The accuracy of model 1 and model 2 decreases as the model size decreases. However, the accuracy of model 2 is always higher than that of model 1. The reason is that model 2 uses the attention mechanism. Specifically, the use of attention mechanism achieved a 1.4% improvement when the model size is 648 kB, which is a significant improvement without adding any parameters.

Although the multibranch model is only a single model, it merges multiple branches from the low layer to the high layer multiple times. Thus, it has the effect of multimodel fusion. As shown in Figure 6, by the increase of the number of convolution group, the size of model 3 decreases rapidly. It achieves a 4.0% improvement of top-1 accuracy when model size is 648 kB for the use of group convolution.

4.2. Model Comparison with Competition Winner

The data used in our experiments are downloaded from the plankton recognition competition on Kaggle, named National Data Science Bowl. The model ensemble is commonly used to improve accuracy in challenges. For instance, in this competition, the third-ranked team named Poisson Process averaged seventeen models in their final results. The second-ranked team, called the Happy Lantern Festival, also merged at least four models. We reproduced the four models of the Happy Lantern Festival team and compared to our single model. The results are shown in Table 4.

The performance of these four models mainly depends on the number of parameters because their networks are just a stack of common convolutional layers. In the aspect of accuracy, speed, and model size, the TANet outperforms all of these four networks.

4.3. Parameter Design Exploration

In the model design, the number of convolution groups is a parameter that can be adjusted. The adjustment not only affects the accuracy but also affects the model size and the efficiency. We did some experiments to find the optimal group value. In Experiment 1, the number of channels for each group of all layers was set to be the same, but the number of groups varies for different layers. On the contrary, in the Experiment 2, the number of channels in each group of different layers was set to be different, and the number of groups was the same. The results of Experiments 1 and 2 are shown in Tables 5 and 6, respectively.

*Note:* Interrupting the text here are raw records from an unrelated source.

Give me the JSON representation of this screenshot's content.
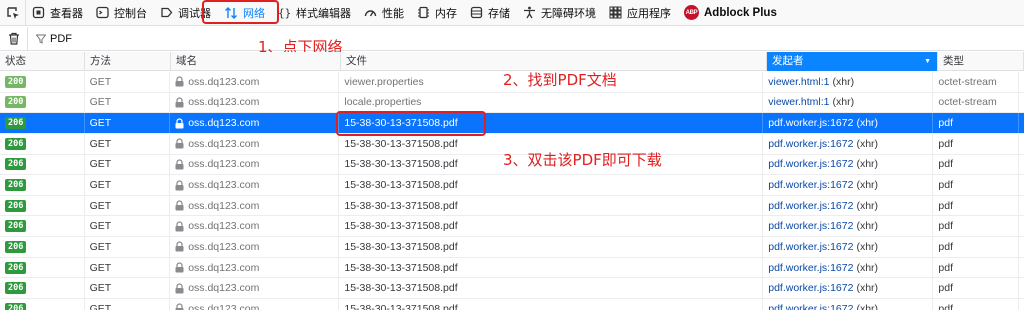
{
  "toolbar": {
    "tabs": [
      {
        "label": "查看器",
        "icon": "inspector-icon"
      },
      {
        "label": "控制台",
        "icon": "console-icon"
      },
      {
        "label": "调试器",
        "icon": "debugger-icon"
      },
      {
        "label": "网络",
        "icon": "network-icon",
        "selected": true
      },
      {
        "label": "样式编辑器",
        "icon": "style-editor-icon"
      },
      {
        "label": "性能",
        "icon": "performance-icon"
      },
      {
        "label": "内存",
        "icon": "memory-icon"
      },
      {
        "label": "存储",
        "icon": "storage-icon"
      },
      {
        "label": "无障碍环境",
        "icon": "accessibility-icon"
      },
      {
        "label": "应用程序",
        "icon": "application-icon"
      },
      {
        "label": "Adblock Plus",
        "icon": "adblock-icon",
        "badge": "ABP"
      }
    ]
  },
  "filter": {
    "value": "PDF"
  },
  "annotations": {
    "step1": "1、点下网络",
    "step2": "2、找到PDF文档",
    "step3": "3、双击该PDF即可下载"
  },
  "table": {
    "columns": {
      "status": "状态",
      "method": "方法",
      "domain": "域名",
      "file": "文件",
      "initiator": "发起者",
      "type": "类型"
    },
    "rows": [
      {
        "status": "200",
        "method": "GET",
        "domain": "oss.dq123.com",
        "file": "viewer.properties",
        "initiator": "viewer.html:1",
        "initiator_suffix": "(xhr)",
        "type": "octet-stream",
        "cached": true
      },
      {
        "status": "200",
        "method": "GET",
        "domain": "oss.dq123.com",
        "file": "locale.properties",
        "initiator": "viewer.html:1",
        "initiator_suffix": "(xhr)",
        "type": "octet-stream",
        "cached": true
      },
      {
        "status": "206",
        "method": "GET",
        "domain": "oss.dq123.com",
        "file": "15-38-30-13-371508.pdf",
        "initiator": "pdf.worker.js:1672",
        "initiator_suffix": "(xhr)",
        "type": "pdf",
        "selected": true
      },
      {
        "status": "206",
        "method": "GET",
        "domain": "oss.dq123.com",
        "file": "15-38-30-13-371508.pdf",
        "initiator": "pdf.worker.js:1672",
        "initiator_suffix": "(xhr)",
        "type": "pdf"
      },
      {
        "status": "206",
        "method": "GET",
        "domain": "oss.dq123.com",
        "file": "15-38-30-13-371508.pdf",
        "initiator": "pdf.worker.js:1672",
        "initiator_suffix": "(xhr)",
        "type": "pdf"
      },
      {
        "status": "206",
        "method": "GET",
        "domain": "oss.dq123.com",
        "file": "15-38-30-13-371508.pdf",
        "initiator": "pdf.worker.js:1672",
        "initiator_suffix": "(xhr)",
        "type": "pdf"
      },
      {
        "status": "206",
        "method": "GET",
        "domain": "oss.dq123.com",
        "file": "15-38-30-13-371508.pdf",
        "initiator": "pdf.worker.js:1672",
        "initiator_suffix": "(xhr)",
        "type": "pdf"
      },
      {
        "status": "206",
        "method": "GET",
        "domain": "oss.dq123.com",
        "file": "15-38-30-13-371508.pdf",
        "initiator": "pdf.worker.js:1672",
        "initiator_suffix": "(xhr)",
        "type": "pdf"
      },
      {
        "status": "206",
        "method": "GET",
        "domain": "oss.dq123.com",
        "file": "15-38-30-13-371508.pdf",
        "initiator": "pdf.worker.js:1672",
        "initiator_suffix": "(xhr)",
        "type": "pdf"
      },
      {
        "status": "206",
        "method": "GET",
        "domain": "oss.dq123.com",
        "file": "15-38-30-13-371508.pdf",
        "initiator": "pdf.worker.js:1672",
        "initiator_suffix": "(xhr)",
        "type": "pdf"
      },
      {
        "status": "206",
        "method": "GET",
        "domain": "oss.dq123.com",
        "file": "15-38-30-13-371508.pdf",
        "initiator": "pdf.worker.js:1672",
        "initiator_suffix": "(xhr)",
        "type": "pdf"
      },
      {
        "status": "206",
        "method": "GET",
        "domain": "oss.dq123.com",
        "file": "15-38-30-13-371508.pdf",
        "initiator": "pdf.worker.js:1672",
        "initiator_suffix": "(xhr)",
        "type": "pdf"
      }
    ]
  },
  "colors": {
    "accent": "#0a84ff",
    "selected_row": "#0a74ff",
    "annotation_red": "#e02020",
    "status_ok": "#55a640"
  }
}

Two conclusions can be drawn from the results of experiments. First, as shown in Table 6, when the number of the group is 2, top-1 reaches 77.5666%, which is much higher than the result of without grouping (76.0666%). Group convolution can extract the main features between specific channels and brings the effect of clustering. Therefore, grouping channels for convolution not only reduces parameters but also improves network accuracy.

Second, the result of experiment 2 shows that the settings of the network results in a more efficient output. Therefore, it can be concluded that using the same number of groups for all layers makes the network more effective. To balance the relationship between accuracy and model size, it seems that the model with the eight groups can be considered as the first candidate for TANet as shown in Table 6.

5. Conclusions

In this paper, we proposed a tiny network called TANet based on the self-attention mechanism and group convolution for the plankton classification task. The reduction module was applied to reduce the information loss caused by pooling operation; and the group convolution to compress the model size. Self-attention was utilized to improve the feature learning ability. The proposed model can be applied to real-time submarine observation efficiently.

Data Availability

The data used to support the findings of the study are available at https://www.kaggle.com/c/datasciencebowl/data.

Conflicts of Interest

The authors declare that there are no conflicts of interest regarding the publication of this paper.

Acknowledgments

This research was partly supported by National Natural Science Foundation of China (Grant no. 41876098) and Shenzhen Science and Technology Project (Grant no. JCYJ20151117173236192).